Schloss Westerhaus, Kruger-Rumpf, Bischel
Ebenfalls im Scharlachberg begütert ist Schloß Westerhaus. Das prächtige Weingut der Familie von Opel hat das beste GG seiner Geschichte produziert: spontan vergoren, cremig, hochmineralisch – ein kleiner Coup der jungen Gräfin von Schönau-Glauchau, die das Weingut in der vierten Generation führt. Für mich ist es das GG mit dem besten Preis-/Leistungsverhältnis in Rheinhessen (92). Das Scharlachberg GG von Kruger-Rumpf ist ebenfalls sehr anspruchsvoll, aber etwas opulenter mit einem breiteren Fruchtspektrum, das von grünem Apfel bis Maracuja reicht (92). Es ist dazu angetan, die Grossen Gewächse auch Konsumenten schmackhaft zu machen, die wegen zuviel Freakiness normalerweise lieber bei den Ortsweinen bleiben. Schliesslich Bischel. Für Christian und Matthias Runkel, die beiden jungen Winzer aus Appenheim, ist der Jahrgang 2018 eine GG-Premiere, sind sie doch erst seit Januar VDP-Mitglied. Ihr Scharlachberg GG ist ein guter Auftakt (92), der allerdings von ihrer Stammlage, dem Appenheimer Hundertgulden, an Intensität und Tiefe überflügelt wird: ein toller Wein, der zwar noch von der Hefe überlagert ist, aber schon einiges von seiner geballten Frucht (Limette, Grapefrucht) und Mineralität (Kalkstaub) herzeigt (94). Bischels drittes GG vom Heerkretz ist schnörkellos, aber bestens fundiert, mineralisch-pur. Auch dieser Wein wird Jahre brauchen, bis er sein ganzes Potenzial entfaltet (93).

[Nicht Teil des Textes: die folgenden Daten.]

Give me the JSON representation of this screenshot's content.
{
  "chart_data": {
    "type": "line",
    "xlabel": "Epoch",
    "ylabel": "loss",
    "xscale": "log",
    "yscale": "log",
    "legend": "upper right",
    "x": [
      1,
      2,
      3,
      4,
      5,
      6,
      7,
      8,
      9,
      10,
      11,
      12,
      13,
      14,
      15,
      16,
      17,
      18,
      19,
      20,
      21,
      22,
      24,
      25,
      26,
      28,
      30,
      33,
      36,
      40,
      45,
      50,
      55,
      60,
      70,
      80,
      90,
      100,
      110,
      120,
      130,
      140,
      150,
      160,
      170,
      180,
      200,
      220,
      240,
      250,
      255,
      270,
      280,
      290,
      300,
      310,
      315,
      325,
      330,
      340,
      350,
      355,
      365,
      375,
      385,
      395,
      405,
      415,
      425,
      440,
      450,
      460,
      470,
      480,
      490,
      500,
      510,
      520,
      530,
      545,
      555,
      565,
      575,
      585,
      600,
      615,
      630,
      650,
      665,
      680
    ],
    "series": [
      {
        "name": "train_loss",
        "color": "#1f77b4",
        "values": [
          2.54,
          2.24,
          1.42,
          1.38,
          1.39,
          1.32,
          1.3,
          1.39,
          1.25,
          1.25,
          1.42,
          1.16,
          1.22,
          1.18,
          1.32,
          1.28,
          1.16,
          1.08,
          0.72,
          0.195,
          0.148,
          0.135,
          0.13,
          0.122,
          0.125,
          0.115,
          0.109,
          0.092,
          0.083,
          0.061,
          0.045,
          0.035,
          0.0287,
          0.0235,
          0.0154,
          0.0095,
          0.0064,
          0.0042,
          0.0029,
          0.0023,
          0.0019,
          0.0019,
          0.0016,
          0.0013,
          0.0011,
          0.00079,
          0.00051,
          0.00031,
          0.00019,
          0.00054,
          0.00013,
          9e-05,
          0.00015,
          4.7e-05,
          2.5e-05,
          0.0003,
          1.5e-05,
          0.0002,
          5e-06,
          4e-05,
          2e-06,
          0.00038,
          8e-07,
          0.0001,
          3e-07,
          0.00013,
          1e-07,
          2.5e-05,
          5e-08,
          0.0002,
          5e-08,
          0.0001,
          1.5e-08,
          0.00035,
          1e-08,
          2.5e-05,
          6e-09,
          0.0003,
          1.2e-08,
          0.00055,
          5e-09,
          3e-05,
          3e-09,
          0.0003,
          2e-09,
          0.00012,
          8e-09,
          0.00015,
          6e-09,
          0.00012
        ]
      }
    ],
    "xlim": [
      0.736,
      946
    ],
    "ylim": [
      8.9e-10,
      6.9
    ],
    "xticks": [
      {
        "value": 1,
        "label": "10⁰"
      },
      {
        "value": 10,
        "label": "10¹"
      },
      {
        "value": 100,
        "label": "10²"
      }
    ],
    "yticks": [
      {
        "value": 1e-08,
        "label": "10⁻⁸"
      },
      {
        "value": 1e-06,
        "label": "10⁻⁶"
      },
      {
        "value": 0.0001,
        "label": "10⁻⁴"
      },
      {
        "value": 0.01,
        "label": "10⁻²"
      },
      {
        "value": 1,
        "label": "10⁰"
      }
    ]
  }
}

Prinz Salm präsentiert seine 2017er
Damit der Kauf eines GG nicht zum Blindflug ins Ungewisse wird, präsentieren immer mehr Weingüter ihre Weine erst ein Jahr später – zumindest einige ihrer Weine. So auch Prinz Salm, der sowohl an der Nahe als auch in Rheinhessen über Weinberge verfügt. Die säurebetonte und kompromisslos trockene Ausbauweise seiner GG macht es schwierig, sie im frühen Stadium richtig wertzuschätzen. Deshalb stellte Felix Prinz Salm-Salm in Wiesbaden nicht seine 2018er, sondern die 2017er GG vor. Und siehe da, sie offenbart sich, die Klasse der Weine. Feinstrahlig, zartfruchtig, verhalten mineralisch und mit grossem Spannungsbogen versehen der Scharlachberg (92), deutlich athletischer der Kirchberg: leicht adstringierend, ins Goldgelbe tendierend mit starkem inneren Kern, donnernder Säure, aber immer noch ein wenig in sich gekehrt (93).